President Biden’s “American Jobs Plan,” announced yesterday in Pittsburgh, Pennsylvania, is the next step on his bold campaign pledge to create millions of good-paying jobs by rebuilding our crumbling infrastructure and speeding up the transition to a clean energy economy. But crafting and announcing his plan is only the beginning of the process. Now it’s up to us—all of us—to demonstrate to lawmakers in Washington, D.C., that we expect them to pass legislation to create a cleaner, healthier, and more prosperous future for our country.
We must win this fight. It will be hard, because the path ahead contains many of the same roadblocks and tired arguments that climate denialists have always used to block progress. The fossil fuel industry and its allies in Congress will fight to keep us addicted to oil, gas, and coal. The party that spent trillions to give tax breaks to corporations and the already rich will, of course, object to investing in projects that lift up disadvantaged communities and the middle class. And Senate Minority Leader Mitch McConnell will just say no, because that’s always his answer when legislation prioritizes working families over the investor class.
But here’s why I have hope that we can finally overcome these obstacles and win a better future for all Americans:
- Americans across the political spectrum clearly want a clean energy future. Poll after poll demonstrates that, given a choice, Americans overwhelmingly prefer investments in clean energy, such as wind and solar, rather than more drilling and mining for oil, gas, and coal.
- Americans support bold infrastructure upgrades, including upgrades to our electricity grid, mass transit systems, and an expansion of electric vehicle charging options.

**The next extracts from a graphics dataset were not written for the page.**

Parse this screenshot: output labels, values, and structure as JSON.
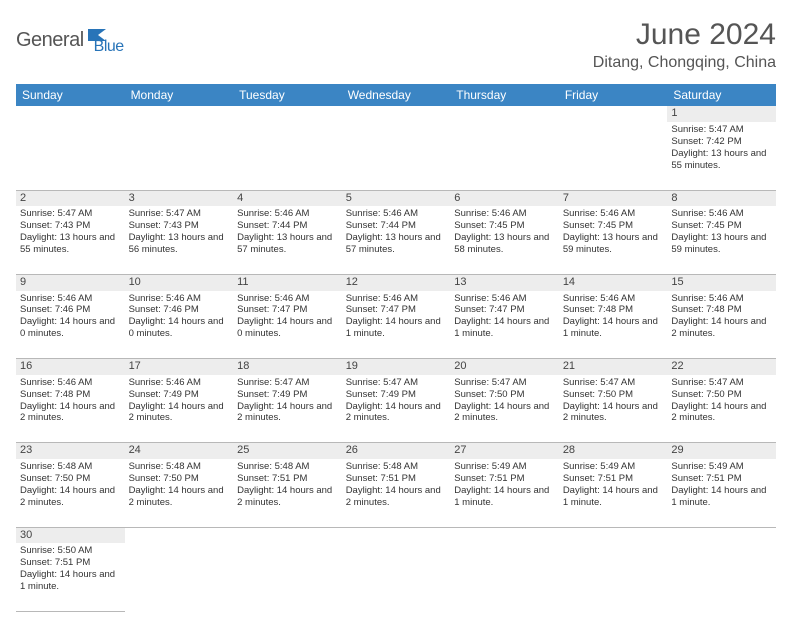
{
  "logo": {
    "part1": "General",
    "part2": "Blue"
  },
  "title": "June 2024",
  "location": "Ditang, Chongqing, China",
  "colors": {
    "header_bg": "#3b85c4",
    "header_text": "#ffffff",
    "daynum_bg": "#ededed",
    "text": "#333333",
    "title_color": "#555555",
    "logo_gray": "#555555",
    "logo_blue": "#2874b8",
    "border": "#b8b8b8"
  },
  "weekdays": [
    "Sunday",
    "Monday",
    "Tuesday",
    "Wednesday",
    "Thursday",
    "Friday",
    "Saturday"
  ],
  "weeks": [
    {
      "nums": [
        "",
        "",
        "",
        "",
        "",
        "",
        "1"
      ],
      "cells": [
        null,
        null,
        null,
        null,
        null,
        null,
        {
          "sunrise": "Sunrise: 5:47 AM",
          "sunset": "Sunset: 7:42 PM",
          "daylight": "Daylight: 13 hours and 55 minutes."
        }
      ]
    },
    {
      "nums": [
        "2",
        "3",
        "4",
        "5",
        "6",
        "7",
        "8"
      ],
      "cells": [
        {
          "sunrise": "Sunrise: 5:47 AM",
          "sunset": "Sunset: 7:43 PM",
          "daylight": "Daylight: 13 hours and 55 minutes."
        },
        {
          "sunrise": "Sunrise: 5:47 AM",
          "sunset": "Sunset: 7:43 PM",
          "daylight": "Daylight: 13 hours and 56 minutes."
        },
        {
          "sunrise": "Sunrise: 5:46 AM",
          "sunset": "Sunset: 7:44 PM",
          "daylight": "Daylight: 13 hours and 57 minutes."
        },
        {
          "sunrise": "Sunrise: 5:46 AM",
          "sunset": "Sunset: 7:44 PM",
          "daylight": "Daylight: 13 hours and 57 minutes."
        },
        {
          "sunrise": "Sunrise: 5:46 AM",
          "sunset": "Sunset: 7:45 PM",
          "daylight": "Daylight: 13 hours and 58 minutes."
        },
        {
          "sunrise": "Sunrise: 5:46 AM",
          "sunset": "Sunset: 7:45 PM",
          "daylight": "Daylight: 13 hours and 59 minutes."
        },
        {
          "sunrise": "Sunrise: 5:46 AM",
          "sunset": "Sunset: 7:45 PM",
          "daylight": "Daylight: 13 hours and 59 minutes."
        }
      ]
    },
    {
      "nums": [
        "9",
        "10",
        "11",
        "12",
        "13",
        "14",
        "15"
      ],
      "cells": [
        {
          "sunrise": "Sunrise: 5:46 AM",
          "sunset": "Sunset: 7:46 PM",
          "daylight": "Daylight: 14 hours and 0 minutes."
        },
        {
          "sunrise": "Sunrise: 5:46 AM",
          "sunset": "Sunset: 7:46 PM",
          "daylight": "Daylight: 14 hours and 0 minutes."
        },
        {
          "sunrise": "Sunrise: 5:46 AM",
          "sunset": "Sunset: 7:47 PM",
          "daylight": "Daylight: 14 hours and 0 minutes."
        },
        {
          "sunrise": "Sunrise: 5:46 AM",
          "sunset": "Sunset: 7:47 PM",
          "daylight": "Daylight: 14 hours and 1 minute."
        },
        {
          "sunrise": "Sunrise: 5:46 AM",
          "sunset": "Sunset: 7:47 PM",
          "daylight": "Daylight: 14 hours and 1 minute."
        },
        {
          "sunrise": "Sunrise: 5:46 AM",
          "sunset": "Sunset: 7:48 PM",
          "daylight": "Daylight: 14 hours and 1 minute."
        },
        {
          "sunrise": "Sunrise: 5:46 AM",
          "sunset": "Sunset: 7:48 PM",
          "daylight": "Daylight: 14 hours and 2 minutes."
        }
      ]
    },
    {
      "nums": [
        "16",
        "17",
        "18",
        "19",
        "20",
        "21",
        "22"
      ],
      "cells": [
        {
          "sunrise": "Sunrise: 5:46 AM",
          "sunset": "Sunset: 7:48 PM",
          "daylight": "Daylight: 14 hours and 2 minutes."
        },
        {
          "sunrise": "Sunrise: 5:46 AM",
          "sunset": "Sunset: 7:49 PM",
          "daylight": "Daylight: 14 hours and 2 minutes."
        },
        {
          "sunrise": "Sunrise: 5:47 AM",
          "sunset": "Sunset: 7:49 PM",
          "daylight": "Daylight: 14 hours and 2 minutes."
        },
        {
          "sunrise": "Sunrise: 5:47 AM",
          "sunset": "Sunset: 7:49 PM",
          "daylight": "Daylight: 14 hours and 2 minutes."
        },
        {
          "sunrise": "Sunrise: 5:47 AM",
          "sunset": "Sunset: 7:50 PM",
          "daylight": "Daylight: 14 hours and 2 minutes."
        },
        {
          "sunrise": "Sunrise: 5:47 AM",
          "sunset": "Sunset: 7:50 PM",
          "daylight": "Daylight: 14 hours and 2 minutes."
        },
        {
          "sunrise": "Sunrise: 5:47 AM",
          "sunset": "Sunset: 7:50 PM",
          "daylight": "Daylight: 14 hours and 2 minutes."
        }
      ]
    },
    {
      "nums": [
        "23",
        "24",
        "25",
        "26",
        "27",
        "28",
        "29"
      ],
      "cells": [
        {
          "sunrise": "Sunrise: 5:48 AM",
          "sunset": "Sunset: 7:50 PM",
          "daylight": "Daylight: 14 hours and 2 minutes."
        },
        {
          "sunrise": "Sunrise: 5:48 AM",
          "sunset": "Sunset: 7:50 PM",
          "daylight": "Daylight: 14 hours and 2 minutes."
        },
        {
          "sunrise": "Sunrise: 5:48 AM",
          "sunset": "Sunset: 7:51 PM",
          "daylight": "Daylight: 14 hours and 2 minutes."
        },
        {
          "sunrise": "Sunrise: 5:48 AM",
          "sunset": "Sunset: 7:51 PM",
          "daylight": "Daylight: 14 hours and 2 minutes."
        },
        {
          "sunrise": "Sunrise: 5:49 AM",
          "sunset": "Sunset: 7:51 PM",
          "daylight": "Daylight: 14 hours and 1 minute."
        },
        {
          "sunrise": "Sunrise: 5:49 AM",
          "sunset": "Sunset: 7:51 PM",
          "daylight": "Daylight: 14 hours and 1 minute."
        },
        {
          "sunrise": "Sunrise: 5:49 AM",
          "sunset": "Sunset: 7:51 PM",
          "daylight": "Daylight: 14 hours and 1 minute."
        }
      ]
    },
    {
      "nums": [
        "30",
        "",
        "",
        "",
        "",
        "",
        ""
      ],
      "cells": [
        {
          "sunrise": "Sunrise: 5:50 AM",
          "sunset": "Sunset: 7:51 PM",
          "daylight": "Daylight: 14 hours and 1 minute."
        },
        null,
        null,
        null,
        null,
        null,
        null
      ]
    }
  ]
}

- American voters are increasingly worried about the impacts of climate change, which we’re all seeing in rapidly changing weather patterns, stronger storms, historic flooding, and more destructive wildfires. They want federal action.
- Labor unions and the environmental community have come together to advocate for good-paying jobs upgrading our national infrastructure, building electric vehicles, and making our buildings more energy efficient.
Passing this legislation now is the opportunity of a decade. The legislative window is open, even if just a crack, and we may not see another for years, or even decades. And frankly, by then it will be too late to take the steps we need to compete in a global economy and avoid the worst economic impacts of runaway climate change.
The fight ahead of us will require an unprecedented level of energy, organizing, advocacy, and lobbying, but when we win, the results will be nothing short of transformational, both in the short term and for future generations.
When the president promised we could “build back better” after the devastation of a global pandemic, this is exactly what he meant. The 2020 election results have given us that opportunity, and now is the time to begin that work.
Kevin S. Curtis is the executive director of the NRDC Action Fund.